Carbon Dioxide Assimilation by Pineapple Plants, Ananas comosus (L.) Merr. II. Effects of Variation of the Day/Night Temperature Regime

TF Neales, PJM Sale and CP Meyer

Australian Journal of Plant Physiology 7(4) 375 - 385
Published: 1980

Abstract

The effects of variation of day/night temperature regime on the diurnal patterns of CO2 assimilation of pineapple plants were examined using single leaf and field enclosure methods.

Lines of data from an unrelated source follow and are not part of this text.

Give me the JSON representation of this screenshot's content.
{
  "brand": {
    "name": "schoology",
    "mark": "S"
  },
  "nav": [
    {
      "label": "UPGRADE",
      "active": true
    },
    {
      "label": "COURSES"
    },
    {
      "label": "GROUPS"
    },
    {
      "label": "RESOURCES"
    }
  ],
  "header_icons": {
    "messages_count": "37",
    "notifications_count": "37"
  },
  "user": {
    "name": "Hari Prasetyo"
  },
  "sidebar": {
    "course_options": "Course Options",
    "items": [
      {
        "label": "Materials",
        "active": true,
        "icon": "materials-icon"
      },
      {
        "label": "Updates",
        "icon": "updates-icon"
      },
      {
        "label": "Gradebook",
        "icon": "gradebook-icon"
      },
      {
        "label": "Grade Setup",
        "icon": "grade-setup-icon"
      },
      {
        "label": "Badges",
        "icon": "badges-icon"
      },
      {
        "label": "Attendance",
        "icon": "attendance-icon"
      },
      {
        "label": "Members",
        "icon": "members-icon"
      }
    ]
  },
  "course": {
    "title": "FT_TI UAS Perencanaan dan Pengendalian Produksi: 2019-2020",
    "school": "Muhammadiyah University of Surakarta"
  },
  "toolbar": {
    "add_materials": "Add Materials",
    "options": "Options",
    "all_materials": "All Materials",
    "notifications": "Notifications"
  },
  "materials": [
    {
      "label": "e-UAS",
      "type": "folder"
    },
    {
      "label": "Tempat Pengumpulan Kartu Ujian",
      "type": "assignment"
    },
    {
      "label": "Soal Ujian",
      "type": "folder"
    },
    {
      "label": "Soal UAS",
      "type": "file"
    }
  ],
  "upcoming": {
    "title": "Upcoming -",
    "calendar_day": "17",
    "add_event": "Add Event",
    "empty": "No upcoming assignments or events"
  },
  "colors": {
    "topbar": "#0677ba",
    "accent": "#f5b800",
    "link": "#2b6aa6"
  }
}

At day temperatures of 30°C, increasing night temperatures from 20 to 35°C reduced the total assimilation of CO2 per daily light/dark cycle from 6.5 to 1.3 g CO2 m-2 (leaf area) day-1, and also reduced the proportion of total CO2 assimilation that occurred at night from c. 90% to c. 40%.

Decreasing day temperatures (30 to 10°C) had little effect on total daily CO2 assimilation in warm (25°C) nights, but reduced it in cooler (15°C) nights. At day temperatures of <152C, CO2 assimilation took place predominantly (60-100%) in the photoperiod. In cool (10°C) days, the normal inverted stomatal rhythm of CAM plants was reversed; leaf conductance was high (c. 1.0 mm s-1) throughout the photoperiod and a large CO2 efflux was observed, lasting c. 2 h, at the beginning of the dark period.

Leaf conductance of pineapples, by day and by night, is strongly influenced by ambient temperatures, with cool conditions favouring stomatal opening.